SUKABUMI – Buruh pabrik garmen yang berada di ruas Jalan Raya Selabintana, Desa Warnasari, Kecamatan Sukabumi, digegerkan dengan penemuan seekor ular sanca berwarna cokelat sepanjang 3 meter di plafon garmen pada Senin (26/09) siang.
Kasi Pencegahan, Pemadaman dan Penyelamatan Damkar Kota Sukabumi Hendar Iskandar mengatakan, ular sanca yang memiliki berat 8 kilogram ini, ditemukan oleh salah seorang buruk pabrik di bagian atap plafon pabrik Garmen. Saat itu, karyawan pabrik yang diketahui bernama Atep Hermawan ini, mendengarkan suara pergerakan yang dicurigai suara tersebut berasal dari atap plafon pabrik Garment.

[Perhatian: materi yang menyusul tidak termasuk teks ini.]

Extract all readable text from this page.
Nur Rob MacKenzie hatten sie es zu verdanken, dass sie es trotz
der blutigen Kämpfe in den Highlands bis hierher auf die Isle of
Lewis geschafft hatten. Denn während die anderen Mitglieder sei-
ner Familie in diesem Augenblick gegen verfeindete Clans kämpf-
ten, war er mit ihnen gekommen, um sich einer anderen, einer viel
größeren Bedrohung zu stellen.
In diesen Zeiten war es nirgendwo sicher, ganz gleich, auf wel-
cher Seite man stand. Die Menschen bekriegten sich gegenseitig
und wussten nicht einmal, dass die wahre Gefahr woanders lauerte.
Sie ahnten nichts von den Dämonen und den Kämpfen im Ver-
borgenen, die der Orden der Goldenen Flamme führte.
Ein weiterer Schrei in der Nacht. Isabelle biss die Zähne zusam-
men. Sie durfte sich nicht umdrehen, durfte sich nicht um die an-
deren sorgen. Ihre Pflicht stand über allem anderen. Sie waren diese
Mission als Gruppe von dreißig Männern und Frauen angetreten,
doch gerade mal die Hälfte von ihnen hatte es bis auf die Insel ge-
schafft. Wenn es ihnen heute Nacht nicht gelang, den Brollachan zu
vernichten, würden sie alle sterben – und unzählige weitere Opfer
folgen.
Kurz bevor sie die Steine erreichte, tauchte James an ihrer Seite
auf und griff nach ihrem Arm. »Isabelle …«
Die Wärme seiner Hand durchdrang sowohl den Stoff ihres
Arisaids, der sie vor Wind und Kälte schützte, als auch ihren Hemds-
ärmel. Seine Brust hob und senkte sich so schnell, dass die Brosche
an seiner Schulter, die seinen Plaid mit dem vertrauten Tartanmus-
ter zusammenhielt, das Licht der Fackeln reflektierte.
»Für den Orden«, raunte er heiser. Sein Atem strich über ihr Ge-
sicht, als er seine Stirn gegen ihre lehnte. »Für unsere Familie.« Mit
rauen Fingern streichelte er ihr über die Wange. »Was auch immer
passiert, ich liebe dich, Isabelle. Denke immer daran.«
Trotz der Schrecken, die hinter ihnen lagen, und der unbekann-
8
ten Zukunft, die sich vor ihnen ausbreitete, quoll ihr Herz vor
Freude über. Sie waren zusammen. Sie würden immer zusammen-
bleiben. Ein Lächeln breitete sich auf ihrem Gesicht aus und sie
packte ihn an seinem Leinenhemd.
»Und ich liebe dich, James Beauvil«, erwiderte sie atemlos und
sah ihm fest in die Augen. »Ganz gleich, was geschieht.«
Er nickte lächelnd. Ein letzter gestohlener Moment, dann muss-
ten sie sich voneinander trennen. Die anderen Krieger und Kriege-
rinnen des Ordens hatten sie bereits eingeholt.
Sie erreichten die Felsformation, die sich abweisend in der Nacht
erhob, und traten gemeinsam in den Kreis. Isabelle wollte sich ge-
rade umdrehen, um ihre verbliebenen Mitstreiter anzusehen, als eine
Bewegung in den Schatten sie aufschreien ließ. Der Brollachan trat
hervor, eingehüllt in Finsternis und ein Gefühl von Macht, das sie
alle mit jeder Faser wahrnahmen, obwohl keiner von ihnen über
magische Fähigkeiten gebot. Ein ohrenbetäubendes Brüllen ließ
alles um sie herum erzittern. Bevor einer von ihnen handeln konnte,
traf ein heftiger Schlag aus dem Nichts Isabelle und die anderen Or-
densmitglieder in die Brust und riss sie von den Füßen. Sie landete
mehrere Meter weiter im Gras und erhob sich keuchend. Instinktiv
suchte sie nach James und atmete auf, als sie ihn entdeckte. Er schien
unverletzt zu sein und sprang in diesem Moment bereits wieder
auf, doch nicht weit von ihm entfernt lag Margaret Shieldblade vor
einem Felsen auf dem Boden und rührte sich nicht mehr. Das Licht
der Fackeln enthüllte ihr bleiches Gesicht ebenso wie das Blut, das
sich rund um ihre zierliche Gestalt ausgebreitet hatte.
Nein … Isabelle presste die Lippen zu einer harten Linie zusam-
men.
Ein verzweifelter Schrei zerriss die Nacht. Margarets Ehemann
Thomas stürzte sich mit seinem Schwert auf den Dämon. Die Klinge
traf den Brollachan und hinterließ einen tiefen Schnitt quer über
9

“Setelah di cek, ternyata itu ditemukan seekor ular sanca dalam kondisi terluka. Tidak lama setelah itu, warga sekitar langsung melaporkan penemuan seekor ular sanca itu ke Damkar Kota Sukabumi,” kata Hendar Iskandar kepada Radar Sukabumi pada Senin (26/09).

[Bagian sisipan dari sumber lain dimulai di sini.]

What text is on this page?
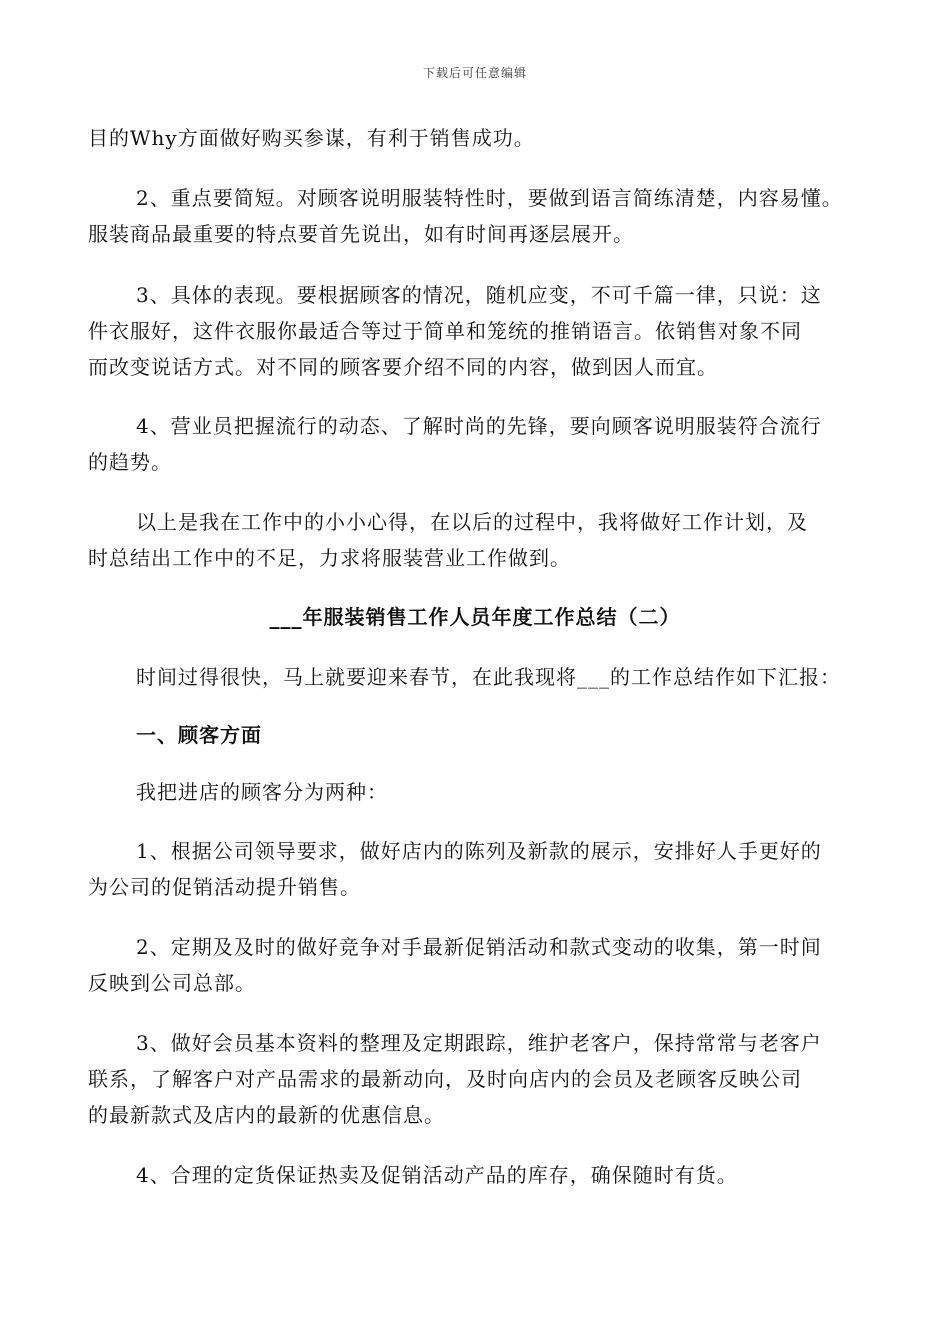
下载后可任意编辑
目的Why方面做好购买参谋，有利于销售成功。
2、重点要简短。对顾客说明服装特性时，要做到语言简练清楚，内容易懂。
服装商品最重要的特点要首先说出，如有时间再逐层展开。
3、具体的表现。要根据顾客的情况，随机应变，不可千篇一律，只说：这
件衣服好，这件衣服你最适合等过于简单和笼统的推销语言。依销售对象不同
而改变说话方式。对不同的顾客要介绍不同的内容，做到因人而宜。
4、营业员把握流行的动态、了解时尚的先锋，要向顾客说明服装符合流行
的趋势。
以上是我在工作中的小小心得，在以后的过程中，我将做好工作计划，及
时总结出工作中的不足，力求将服装营业工作做到。
___年服装销售工作人员年度工作总结（二）
时间过得很快，马上就要迎来春节，在此我现将___的工作总结作如下汇报：
一、顾客方面
我把进店的顾客分为两种：
1、根据公司领导要求，做好店内的陈列及新款的展示，安排好人手更好的
为公司的促销活动提升销售。
2、定期及及时的做好竞争对手最新促销活动和款式变动的收集，第一时间
反映到公司总部。
3、做好会员基本资料的整理及定期跟踪，维护老客户，保持常常与老客户
联系，了解客户对产品需求的最新动向，及时向店内的会员及老顾客反映公司
的最新款式及店内的最新的优惠信息。
4、合理的定货保证热卖及促销活动产品的库存，确保随时有货。
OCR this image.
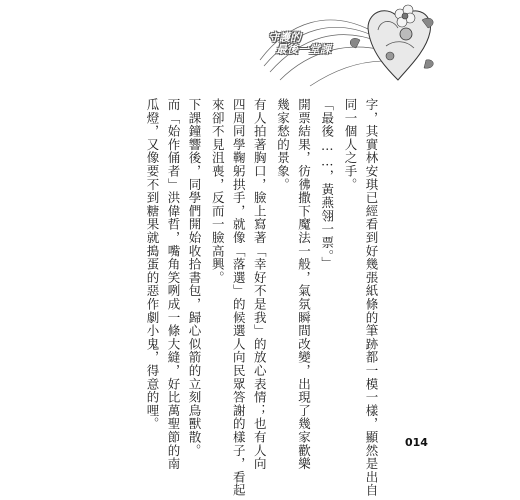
守護的
最後一堂課
字，其實林安琪已經看到好幾張紙條的筆跡都一模一樣，顯然是出自
同一個人之手。
「最後……，黃燕翎一票。」
開票結果，彷彿撒下魔法一般，氣氛瞬間改變，出現了幾家歡樂
幾家愁的景象。
有人拍著胸口，臉上寫著「幸好不是我」的放心表情；也有人向
四周同學鞠躬拱手，就像「落選」的候選人向民眾答謝的樣子，看起
來卻不見沮喪，反而一臉高興。
下課鐘響後，同學們開始收拾書包，歸心似箭的立刻鳥獸散。
而「始作俑者」洪偉哲，嘴角笑咧成一條大縫，好比萬聖節的南
瓜燈，又像要不到糖果就搗蛋的惡作劇小鬼，得意的哩。
014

Setelah mendapatkan laporan tersebut, ia bersama sejumlah anggota Damkar Kota Sukabumi langsung bergegas ke lokasi kejadian. Setiba di lokasi, petugas Damkar Kota Sukabumi langsung berupaya melakukan evakuasi ular sanca tersebut.

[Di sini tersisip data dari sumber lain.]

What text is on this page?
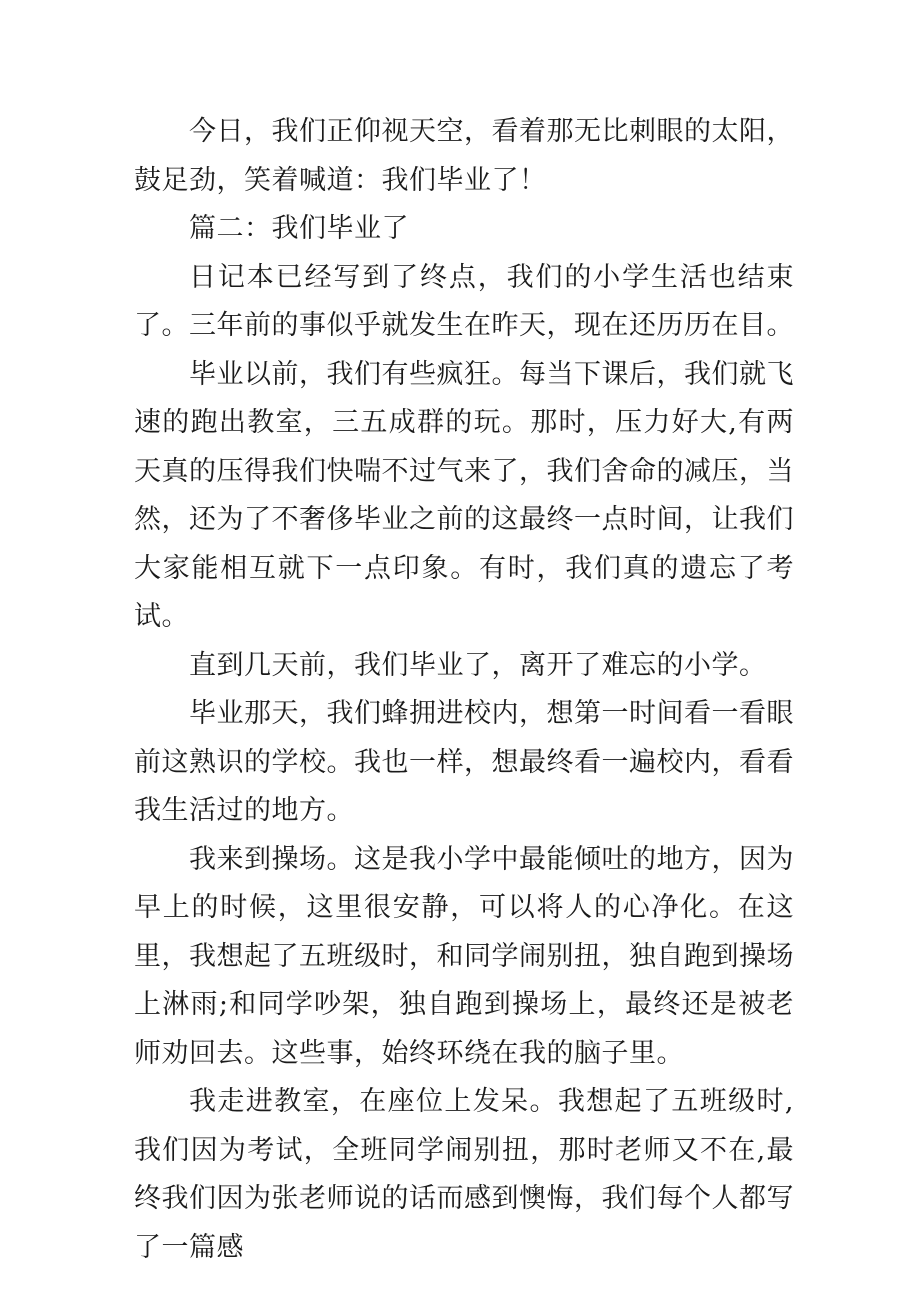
今日，我们正仰视天空，看着那无比刺眼的太阳，鼓足劲，笑着喊道：我们毕业了！

篇二：我们毕业了

日记本已经写到了终点，我们的小学生活也结束了。三年前的事似乎就发生在昨天，现在还历历在目。

毕业以前，我们有些疯狂。每当下课后，我们就飞速的跑出教室，三五成群的玩。那时，压力好大,有两天真的压得我们快喘不过气来了，我们舍命的减压，当然，还为了不奢侈毕业之前的这最终一点时间，让我们大家能相互就下一点印象。有时，我们真的遗忘了考试。

直到几天前，我们毕业了，离开了难忘的小学。

毕业那天，我们蜂拥进校内，想第一时间看一看眼前这熟识的学校。我也一样，想最终看一遍校内，看看我生活过的地方。

我来到操场。这是我小学中最能倾吐的地方，因为早上的时候，这里很安静，可以将人的心净化。在这里，我想起了五班级时，和同学闹别扭，独自跑到操场上淋雨;和同学吵架，独自跑到操场上，最终还是被老师劝回去。这些事，始终环绕在我的脑子里。

我走进教室，在座位上发呆。我想起了五班级时,我们因为考试，全班同学闹别扭，那时老师又不在,最终我们因为张老师说的话而感到懊悔，我们每个人都写了一篇感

“Saat proses evakuasi, kami sempat kesuliatan. Lantaran, di lokasi ular itu terdapat ada kawat-kawat. Karena, dikhawatirkan terluka ularnya. Maka, sebelum dievakuasi ularnya, kita potong-potong dulu kawatnya,” ujarnya.
Lokasi pabrik Garment tersebut, sambung Hendar, dibelakang gedungnya terdapat pepohohan yang rindang dan rimbunan pohon bambu. Terlebih lagi, di kawasan pabrik tersebut terdapat sejumlah box kontainer yang dijadikan gudang oleh pabrik tersebut. Sehingga, tak ayal jika lokasi pabrik itu dijadikan sebagai habitat hewan liar. Salah satunya ular sanca karena berpotensi banyak ditemukan makanan ular di lokasi pabrik tersebut.